The facts as found in Pirie v. Trust Company were so entirely different from those existing here that this case is not controlled by that. In view of similar vital differences it has been held by the Circuit Court of Appeals for the First Circuit, Dickson v. Wyman, 111 Fed. Rep. 726; Second Circuit, In re Sagor and Brother, 9 Am. Bank. Rep. 361; Third Circuit, Gans v. Ellison, 114 Fed. Rep. 734; Eighth Circuit, Kimball v. Rosenham Company, 114 Fed. Rep. 85, that payments on a running account, where new sales succeed payments and the net result is to increase the value of the estate, do not constitute preferential transfers under section 60a.

Judgment affirmed.

NOTES

[1] "SECTION 1a. The words and phrases used in this act and in proceedings pursuant hereto shall, unless the same be inconsistent with the context, be construed as follows: . . . (9) `creditor' shall include any one who owns a demand or claim provable in bankruptcy, and may include his duly authorized agent, attorney, or proxy; (10) `date of bankruptcy,' or `time of bankruptcy,' or `commencement of proceedings,' or `bankruptcy,' with reference to time, shall mean the date when the petition was filed; (11) `debt' shall include any debt, demand, or claim provable in `bankruptcy'; . . . (15) a person shall be deemed insolvent within the provisions of this act whenever the aggregate of his property, exclusive of any property which he may have conveyed, transferred, concealed, or removed, or permitted to be concealed or removed, with intent to defraud, hinder or delay his creditors, shall not, at a fair valuation, be sufficient in amount to pay his debts."

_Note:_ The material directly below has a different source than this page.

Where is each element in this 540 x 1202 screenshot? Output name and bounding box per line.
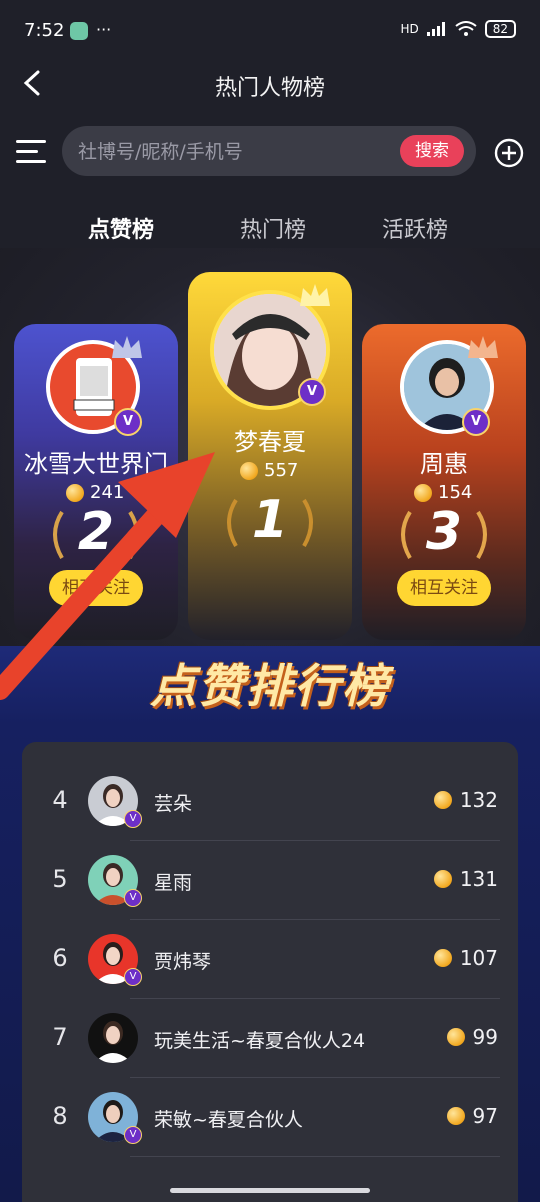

"SEC. 3a. Acts of bankruptcy by a person shall consist of his having (1) conveyed, transferred, concealed, or removed, or permitted to be concealed or removed, any part of his property with intent to hinder, delay, or defraud his creditors, or any of them; or (2) transferred, while insolvent, any portion of his property to one or more of his creditors with intent to prefer such creditors over his other creditors; or (3) suffered or permitted, while insolvent, any creditor to obtain a preference through legal proceedings, and not having at least five days before a sale or final disposition of any property affected by such preference vacated or discharged such preference; or (4) made a general assignment for the benefit of his creditors; or (5) admitted in writing his inability to pay his debts and his willingness to be adjudged a bankrupt on that ground."

"SEC. 60a. A person shall be deemed to have given a preference if, being insolvent, he has procured or suffered a judgment to be entered against himself in favor of any person, or made a transfer of any of his property, and the effect of the enforcement of such judgment or transfer will be to enable any one of his creditors to obtain a greater percentage of his debt than any other of such creditors of the same class.

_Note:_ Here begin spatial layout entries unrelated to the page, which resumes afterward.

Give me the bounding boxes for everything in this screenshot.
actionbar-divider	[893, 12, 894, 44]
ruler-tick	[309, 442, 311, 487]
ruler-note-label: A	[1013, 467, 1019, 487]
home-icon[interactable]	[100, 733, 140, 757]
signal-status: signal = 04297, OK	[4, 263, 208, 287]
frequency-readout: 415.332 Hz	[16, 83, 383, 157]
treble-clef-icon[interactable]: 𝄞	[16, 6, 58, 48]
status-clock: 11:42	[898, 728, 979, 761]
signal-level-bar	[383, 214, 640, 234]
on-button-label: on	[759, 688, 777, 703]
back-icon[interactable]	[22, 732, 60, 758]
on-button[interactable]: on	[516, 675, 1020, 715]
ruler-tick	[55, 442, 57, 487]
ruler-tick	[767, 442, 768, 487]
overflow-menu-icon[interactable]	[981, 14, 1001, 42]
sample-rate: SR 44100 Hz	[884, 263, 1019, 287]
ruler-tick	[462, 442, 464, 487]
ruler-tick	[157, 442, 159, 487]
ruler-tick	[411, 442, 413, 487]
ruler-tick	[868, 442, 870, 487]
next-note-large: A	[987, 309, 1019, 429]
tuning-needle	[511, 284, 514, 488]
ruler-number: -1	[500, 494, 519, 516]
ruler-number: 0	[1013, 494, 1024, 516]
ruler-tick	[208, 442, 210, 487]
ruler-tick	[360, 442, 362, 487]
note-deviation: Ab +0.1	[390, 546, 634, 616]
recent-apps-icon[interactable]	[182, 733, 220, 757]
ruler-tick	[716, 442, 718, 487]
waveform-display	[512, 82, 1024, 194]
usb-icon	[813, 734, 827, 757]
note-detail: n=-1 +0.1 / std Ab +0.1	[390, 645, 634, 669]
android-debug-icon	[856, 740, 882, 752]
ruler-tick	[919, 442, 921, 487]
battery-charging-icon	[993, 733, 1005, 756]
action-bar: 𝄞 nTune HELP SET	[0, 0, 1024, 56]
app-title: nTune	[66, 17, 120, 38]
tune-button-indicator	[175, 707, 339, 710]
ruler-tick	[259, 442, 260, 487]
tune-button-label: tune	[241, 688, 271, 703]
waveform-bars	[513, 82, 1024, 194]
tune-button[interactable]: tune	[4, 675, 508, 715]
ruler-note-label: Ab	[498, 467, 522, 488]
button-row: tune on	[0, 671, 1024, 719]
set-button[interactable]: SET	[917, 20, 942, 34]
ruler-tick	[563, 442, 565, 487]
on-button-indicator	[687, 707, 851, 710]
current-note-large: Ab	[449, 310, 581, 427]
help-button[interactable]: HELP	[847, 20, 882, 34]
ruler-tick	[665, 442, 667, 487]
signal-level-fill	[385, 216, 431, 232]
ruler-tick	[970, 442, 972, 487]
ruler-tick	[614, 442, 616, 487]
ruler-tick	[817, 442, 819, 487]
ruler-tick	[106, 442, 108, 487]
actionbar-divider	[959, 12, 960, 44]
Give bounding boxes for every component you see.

"b. If a bankrupt shall have given a preference within four months before the filing of a petition, or after the filing of the petition and before the adjudication, and the person receiving it, or to be benefited thereby, or his agent acting therein, shall have had reasonable cause to believe that it was intended thereby to give a preference, it shall be voidable by the trustee, and he may recover the property or its value from such person.

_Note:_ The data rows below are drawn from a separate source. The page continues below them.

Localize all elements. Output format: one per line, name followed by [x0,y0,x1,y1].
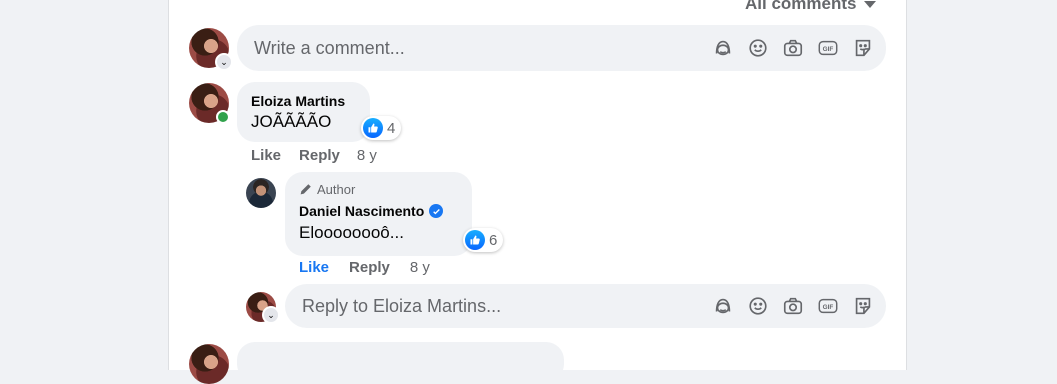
comment-reply-button[interactable]: Reply [299,147,340,164]
reply-actions: Like Reply 8 y [299,259,430,276]
camera-icon[interactable] [782,37,804,59]
verified-badge-icon [429,204,444,218]
comment-reaction-summary[interactable]: 4 [361,116,402,140]
chevron-down-icon[interactable]: ⌄ [215,53,233,71]
comment-timestamp[interactable]: 8 y [357,147,377,164]
next-comment-bubble [237,342,564,382]
next-commenter-avatar[interactable] [189,344,229,384]
author-badge-label: Author [317,182,356,197]
reply-like-button[interactable]: Like [299,259,329,276]
reply-bubble: Author Daniel Nascimento Eloooooooô... [285,172,472,256]
like-reaction-icon [363,118,383,138]
sticker-icon[interactable] [852,295,874,317]
like-reaction-icon [465,230,485,250]
sticker-icon[interactable] [852,37,874,59]
comment-bubble: Eloiza Martins JOÃÃÃÃO [237,82,370,142]
chevron-down-icon[interactable]: ⌄ [262,306,280,324]
avatar-sticker-icon[interactable] [712,37,734,59]
comment-input[interactable] [252,24,712,72]
reply-author[interactable]: Daniel Nascimento [299,203,424,219]
all-comments-label: All comments [745,0,857,13]
all-comments-filter[interactable]: All comments [745,0,877,14]
comment-like-button[interactable]: Like [251,147,281,164]
comment-actions: Like Reply 8 y [251,147,377,164]
online-status-dot [216,110,230,124]
reply-reply-button[interactable]: Reply [349,259,390,276]
author-badge: Author [299,182,458,197]
pencil-icon [300,184,311,195]
emoji-icon[interactable] [747,295,769,317]
reply-author-avatar[interactable] [246,178,276,208]
comment-author[interactable]: Eloiza Martins [251,93,356,109]
comment-reaction-count: 4 [387,119,396,137]
avatar-sticker-icon[interactable] [712,295,734,317]
svg-text:GIF: GIF [823,304,834,311]
comment-text: JOÃÃÃÃO [251,112,332,131]
svg-text:GIF: GIF [823,46,834,53]
comment-composer: GIF [237,24,886,72]
caret-down-icon [864,0,877,8]
emoji-icon[interactable] [747,37,769,59]
reply-reaction-summary[interactable]: 6 [463,228,504,252]
reply-timestamp[interactable]: 8 y [410,259,430,276]
reply-text: Eloooooooô... [299,223,404,242]
gif-icon[interactable]: GIF [817,295,839,317]
gif-icon[interactable]: GIF [817,37,839,59]
reply-reaction-count: 6 [489,231,498,249]
camera-icon[interactable] [782,295,804,317]
reply-composer: GIF [285,283,886,329]
reply-input[interactable] [300,283,712,329]
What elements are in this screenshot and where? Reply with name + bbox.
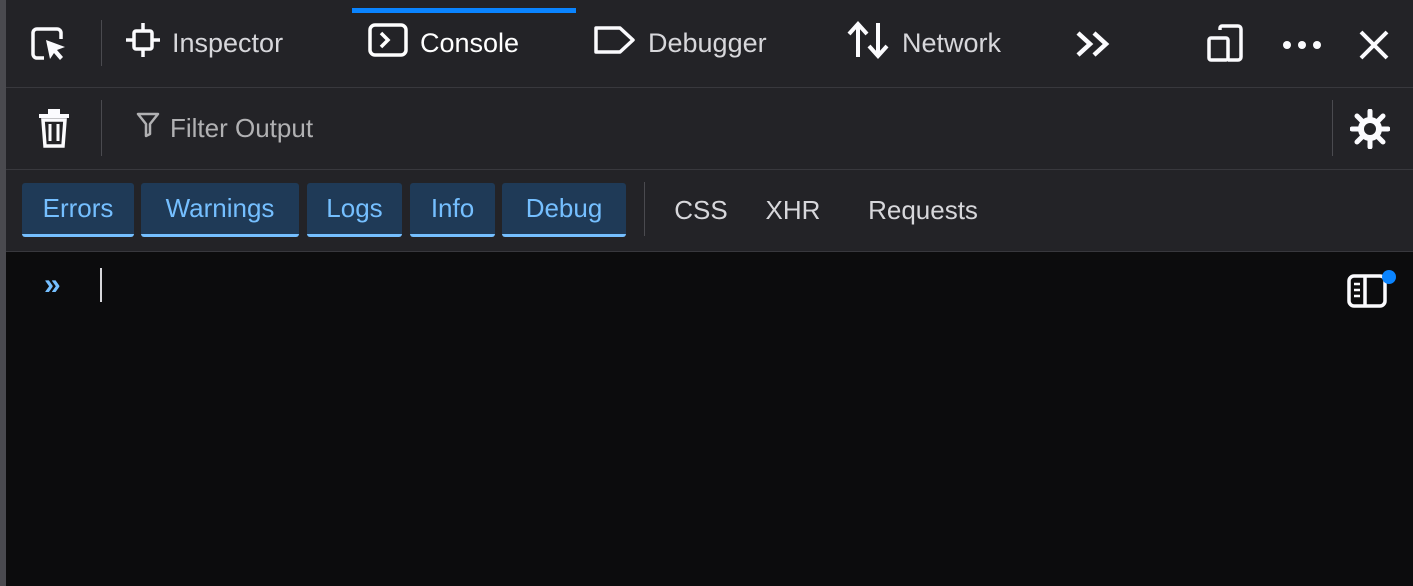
tab-label: Network [902, 28, 1002, 58]
filter-warnings-button[interactable]: Warnings [141, 183, 299, 237]
tab-label: Console [420, 28, 520, 58]
filter-separator [101, 100, 102, 156]
console-prompt: » [44, 268, 61, 301]
close-icon[interactable] [1358, 29, 1390, 61]
responsive-design-icon[interactable] [1206, 24, 1246, 64]
debugger-icon [592, 25, 636, 62]
filter-xhr-button[interactable]: XHR [758, 183, 828, 237]
toolbar-separator [101, 20, 102, 66]
filter-info-button[interactable]: Info [410, 183, 495, 237]
console-filter-bar: Filter Output [6, 88, 1413, 170]
tab-label: Inspector [172, 28, 284, 58]
log-level-filters: Errors Warnings Logs Info Debug CSS XHR … [6, 170, 1413, 252]
tab-inspector[interactable]: Inspector [126, 0, 283, 87]
tab-network[interactable]: Network [846, 0, 1001, 87]
levels-separator [644, 182, 645, 236]
tab-debugger[interactable]: Debugger [592, 0, 767, 87]
filter-input[interactable]: Filter Output [136, 88, 313, 169]
sidebar-toggle-icon[interactable] [1347, 270, 1397, 315]
tab-console[interactable]: Console [368, 0, 519, 87]
devtools-toolbar: Inspector Console Debugger Network [6, 0, 1413, 88]
console-input-caret[interactable] [100, 268, 102, 302]
gear-icon[interactable] [1350, 109, 1390, 149]
filter-css-button[interactable]: CSS [666, 183, 736, 237]
network-icon [846, 21, 890, 66]
filter-errors-button[interactable]: Errors [22, 183, 134, 237]
filter-requests-button[interactable]: Requests [858, 183, 988, 237]
filter-logs-button[interactable]: Logs [307, 183, 402, 237]
funnel-icon [136, 112, 160, 145]
filter-placeholder: Filter Output [170, 113, 314, 143]
console-icon [368, 23, 408, 64]
inspector-icon [126, 23, 160, 64]
filter-separator [1332, 100, 1333, 156]
more-options-icon[interactable] [1282, 40, 1322, 50]
console-output: » [6, 252, 1413, 586]
tab-label: Debugger [648, 28, 767, 58]
element-picker-icon[interactable] [30, 26, 68, 62]
chevron-double-right-icon[interactable] [1074, 30, 1114, 58]
trash-icon[interactable] [38, 108, 70, 148]
filter-debug-button[interactable]: Debug [502, 183, 626, 237]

"c. If a creditor has been preferred, and afterwards in good faith gives the debtor further credit without security of any kind for property which becomes a part of the debtor's estates, the amount of such new credit remaining unpaid at the time of the adjudication in bankruptcy may be set off against the amount which would otherwise be recoverable from him."

"SEC. 57g. The claims of creditors who have received preferences shall not be allowed unless such creditors shall surrender their preferences."

"SEC. 68a. In all cases of mutual debts or mutual credits between the estate of a bankrupt and a creditor the account shall be stated and one debt shall be set off against the other, and the balance only shall be allowed or paid."

MR. JUSTICE WHITE and MR. JUSTICE McKENNA, not being able to concur in the reasons by which the court in the opinion just announced distinguishes this case from that of Pirie v. Chicago Title & Trust Co., and deeming the latter case controlling in this, dissent.